L'encens ne perd jamais son parfum. Le docteur Marforio sourit. Mais on ne l'avait pas encore assez flatté.
—Eh bien! s'il admire ton père, je n'admire pas le sien, moi. Son Excellence Bonifacio XXIII est une brute dont les fourneaux ne servent qu'à la cuisine. Ah! s'il avait compris les savants! quel prince! et quelle principauté! avec lui j'aurais pu expérimenter en grand mon système. Et tu veux que le fils d'un pareil prince, d'un bouffon qui ne s'occupe pas de moi, tu veux que l'héritier de la sottise soit autre chose qu'un sot! un joli sot, si tu veux, mais un sot.
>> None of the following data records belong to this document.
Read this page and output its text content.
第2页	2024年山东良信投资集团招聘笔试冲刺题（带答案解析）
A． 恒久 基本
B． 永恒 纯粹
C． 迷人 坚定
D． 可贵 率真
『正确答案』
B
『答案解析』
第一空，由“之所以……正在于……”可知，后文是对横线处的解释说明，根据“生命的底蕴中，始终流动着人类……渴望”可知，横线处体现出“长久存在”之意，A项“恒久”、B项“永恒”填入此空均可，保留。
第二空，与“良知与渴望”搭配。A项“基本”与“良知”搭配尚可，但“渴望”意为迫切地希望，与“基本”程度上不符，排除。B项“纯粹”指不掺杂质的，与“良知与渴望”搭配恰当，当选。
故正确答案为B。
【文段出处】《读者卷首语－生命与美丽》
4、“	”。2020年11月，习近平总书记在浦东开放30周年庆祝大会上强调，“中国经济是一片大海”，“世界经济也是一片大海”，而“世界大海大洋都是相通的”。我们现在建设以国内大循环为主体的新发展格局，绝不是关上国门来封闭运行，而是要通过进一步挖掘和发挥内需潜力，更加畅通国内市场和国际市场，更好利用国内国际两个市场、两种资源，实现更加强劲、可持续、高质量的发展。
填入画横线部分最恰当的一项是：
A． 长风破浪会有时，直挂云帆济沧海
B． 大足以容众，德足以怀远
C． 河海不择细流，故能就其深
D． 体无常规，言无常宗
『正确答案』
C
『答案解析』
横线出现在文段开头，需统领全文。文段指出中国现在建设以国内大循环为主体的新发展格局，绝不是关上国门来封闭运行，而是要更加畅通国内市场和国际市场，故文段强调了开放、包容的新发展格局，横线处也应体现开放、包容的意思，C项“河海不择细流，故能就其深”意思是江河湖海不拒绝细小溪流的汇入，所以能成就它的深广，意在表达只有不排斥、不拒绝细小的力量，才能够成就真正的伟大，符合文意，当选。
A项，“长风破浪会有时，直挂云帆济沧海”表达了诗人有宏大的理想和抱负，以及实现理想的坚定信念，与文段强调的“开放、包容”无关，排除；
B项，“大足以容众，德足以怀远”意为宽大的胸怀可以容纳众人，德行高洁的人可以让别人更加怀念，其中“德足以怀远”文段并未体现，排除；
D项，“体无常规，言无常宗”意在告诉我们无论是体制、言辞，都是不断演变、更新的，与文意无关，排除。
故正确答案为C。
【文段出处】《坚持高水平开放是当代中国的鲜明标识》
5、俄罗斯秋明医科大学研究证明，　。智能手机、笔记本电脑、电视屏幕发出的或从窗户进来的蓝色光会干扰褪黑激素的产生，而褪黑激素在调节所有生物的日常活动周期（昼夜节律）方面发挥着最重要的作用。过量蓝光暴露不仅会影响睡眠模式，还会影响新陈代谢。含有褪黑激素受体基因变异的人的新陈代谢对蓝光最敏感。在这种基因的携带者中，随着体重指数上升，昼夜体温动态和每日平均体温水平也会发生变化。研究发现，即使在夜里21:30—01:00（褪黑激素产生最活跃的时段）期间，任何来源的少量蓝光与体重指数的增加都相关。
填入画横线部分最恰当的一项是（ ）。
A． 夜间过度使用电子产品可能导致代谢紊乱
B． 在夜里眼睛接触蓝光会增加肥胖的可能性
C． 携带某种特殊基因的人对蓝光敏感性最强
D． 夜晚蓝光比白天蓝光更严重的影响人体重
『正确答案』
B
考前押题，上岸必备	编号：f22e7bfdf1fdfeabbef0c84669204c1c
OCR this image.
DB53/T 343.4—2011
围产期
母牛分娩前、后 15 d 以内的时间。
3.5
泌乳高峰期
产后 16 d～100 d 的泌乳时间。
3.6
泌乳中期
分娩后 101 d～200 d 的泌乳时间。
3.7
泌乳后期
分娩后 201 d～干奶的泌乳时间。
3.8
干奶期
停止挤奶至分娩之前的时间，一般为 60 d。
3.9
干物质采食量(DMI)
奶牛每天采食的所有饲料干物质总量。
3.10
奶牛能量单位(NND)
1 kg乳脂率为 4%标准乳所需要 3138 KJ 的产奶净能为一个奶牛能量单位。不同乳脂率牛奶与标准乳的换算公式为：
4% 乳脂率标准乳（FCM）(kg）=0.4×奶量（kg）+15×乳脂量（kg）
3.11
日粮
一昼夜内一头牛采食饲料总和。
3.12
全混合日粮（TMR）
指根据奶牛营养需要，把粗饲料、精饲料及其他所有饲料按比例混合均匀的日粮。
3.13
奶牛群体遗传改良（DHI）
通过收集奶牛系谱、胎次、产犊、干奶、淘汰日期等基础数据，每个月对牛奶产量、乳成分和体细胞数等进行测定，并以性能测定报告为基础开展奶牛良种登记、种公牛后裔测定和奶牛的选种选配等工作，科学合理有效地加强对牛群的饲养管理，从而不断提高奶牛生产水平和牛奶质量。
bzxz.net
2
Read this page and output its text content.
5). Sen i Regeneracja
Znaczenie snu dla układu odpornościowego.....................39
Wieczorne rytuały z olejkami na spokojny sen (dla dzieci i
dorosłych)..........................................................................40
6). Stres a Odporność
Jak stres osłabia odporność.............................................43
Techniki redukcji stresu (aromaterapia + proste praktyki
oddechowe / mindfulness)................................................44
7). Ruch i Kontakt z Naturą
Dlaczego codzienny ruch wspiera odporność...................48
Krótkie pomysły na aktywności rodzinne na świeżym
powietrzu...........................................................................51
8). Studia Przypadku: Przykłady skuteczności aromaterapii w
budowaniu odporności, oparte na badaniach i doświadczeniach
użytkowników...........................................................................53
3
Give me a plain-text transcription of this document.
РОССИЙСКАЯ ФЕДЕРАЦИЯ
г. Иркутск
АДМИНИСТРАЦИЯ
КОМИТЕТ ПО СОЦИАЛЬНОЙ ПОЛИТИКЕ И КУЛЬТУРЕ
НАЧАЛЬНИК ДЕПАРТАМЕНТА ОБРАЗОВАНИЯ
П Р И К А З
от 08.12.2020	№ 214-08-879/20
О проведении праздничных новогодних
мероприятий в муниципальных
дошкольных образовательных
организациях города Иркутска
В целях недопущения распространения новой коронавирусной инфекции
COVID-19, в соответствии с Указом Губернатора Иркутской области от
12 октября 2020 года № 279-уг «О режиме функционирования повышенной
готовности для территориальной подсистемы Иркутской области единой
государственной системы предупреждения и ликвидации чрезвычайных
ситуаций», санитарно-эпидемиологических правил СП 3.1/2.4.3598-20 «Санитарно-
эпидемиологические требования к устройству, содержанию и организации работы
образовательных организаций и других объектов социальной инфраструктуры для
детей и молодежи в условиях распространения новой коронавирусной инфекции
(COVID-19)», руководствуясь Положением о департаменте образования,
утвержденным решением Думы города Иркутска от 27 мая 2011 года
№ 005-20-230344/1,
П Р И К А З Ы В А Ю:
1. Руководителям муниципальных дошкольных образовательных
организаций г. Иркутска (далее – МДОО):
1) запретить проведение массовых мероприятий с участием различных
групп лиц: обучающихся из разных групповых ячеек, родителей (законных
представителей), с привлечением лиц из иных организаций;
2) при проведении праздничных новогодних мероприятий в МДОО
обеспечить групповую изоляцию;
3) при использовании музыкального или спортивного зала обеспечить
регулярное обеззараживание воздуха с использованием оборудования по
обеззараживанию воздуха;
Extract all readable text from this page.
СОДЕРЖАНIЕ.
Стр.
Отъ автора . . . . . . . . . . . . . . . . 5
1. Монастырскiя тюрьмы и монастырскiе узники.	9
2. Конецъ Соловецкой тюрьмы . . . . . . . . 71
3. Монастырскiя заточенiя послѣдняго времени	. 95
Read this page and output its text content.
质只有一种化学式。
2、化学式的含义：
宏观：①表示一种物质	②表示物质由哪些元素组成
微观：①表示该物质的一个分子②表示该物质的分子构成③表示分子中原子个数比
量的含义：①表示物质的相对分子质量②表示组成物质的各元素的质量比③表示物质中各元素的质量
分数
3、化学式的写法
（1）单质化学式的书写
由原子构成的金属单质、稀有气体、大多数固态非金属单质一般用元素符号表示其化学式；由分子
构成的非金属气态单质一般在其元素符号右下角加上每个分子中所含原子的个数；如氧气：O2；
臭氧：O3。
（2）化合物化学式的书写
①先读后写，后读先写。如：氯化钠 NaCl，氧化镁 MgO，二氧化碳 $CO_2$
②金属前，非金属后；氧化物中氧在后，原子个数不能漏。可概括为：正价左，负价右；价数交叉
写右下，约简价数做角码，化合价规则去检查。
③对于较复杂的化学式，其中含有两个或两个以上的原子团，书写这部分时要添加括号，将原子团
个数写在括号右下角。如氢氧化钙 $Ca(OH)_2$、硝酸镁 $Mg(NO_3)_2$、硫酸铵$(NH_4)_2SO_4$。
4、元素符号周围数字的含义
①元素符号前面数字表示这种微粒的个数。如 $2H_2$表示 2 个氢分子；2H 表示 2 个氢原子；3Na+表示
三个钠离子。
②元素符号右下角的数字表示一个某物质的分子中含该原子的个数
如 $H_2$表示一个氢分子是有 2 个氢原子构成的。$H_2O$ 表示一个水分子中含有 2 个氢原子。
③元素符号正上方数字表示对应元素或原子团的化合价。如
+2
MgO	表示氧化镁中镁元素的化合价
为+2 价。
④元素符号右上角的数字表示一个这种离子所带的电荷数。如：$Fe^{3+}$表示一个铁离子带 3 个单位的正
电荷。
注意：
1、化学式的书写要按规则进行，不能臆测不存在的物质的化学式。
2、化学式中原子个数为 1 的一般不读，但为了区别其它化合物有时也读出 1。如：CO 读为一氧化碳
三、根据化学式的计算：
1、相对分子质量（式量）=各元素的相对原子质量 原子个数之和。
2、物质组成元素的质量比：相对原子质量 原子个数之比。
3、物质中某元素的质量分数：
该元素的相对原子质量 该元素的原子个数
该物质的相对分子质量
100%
—Je ne veux rien, mon père, dit Marta, qui se rassurait depuis quelques minutes et qui entrevoyait le triomphe. Je n'entends rien à la politique; mais je suis certaine que Lorenzo a de l'esprit, et qu'il aime assez la science pour faire aimer les savants par son père, s'il veut s'en donner la peine.
—Ne dirait-on pas qu'il faudrait un Cicéron pour prouver ce que je vaux? reprit le docteur en haussant les épaules; mais tu crois sérieusement, ma fille, que ton prince, s'il voulait...
—Il est irrésistible, mon père.
—Pour les jeunes filles? soit; mais pour le prince Bonifacio?
—Les bons pères n'ont rien à refuser à leurs enfants, dit Marta en appuyant son front avec câlinerie contre l'épaule du docteur.
—Bonifacio est donc un bon père? demanda maître Marforio en riant. Eh bien, alors, c'est la seule vertu qu'il ait oublié de laisser perdre. Tu peux dire à Lorenzo que ma maison lui est ouverte.
—Merci, mon père, dit Marta avec effusion.
—Tu seras princesse, à la condition que ton prince est ou deviendra savant. C'est peut-être le grand alchimiste des cœurs qui a préparé tout ce petit roman sentimental, pour que je sois mis à même de présider aux destinées de cette principauté; il y a une femme au début de toutes les grandes choses; mais ce serait manquer d'égards à la fortune que de lui céder sur un point. Tu ne seras princesse que le jour où je serai premier ministre de Bonifacio.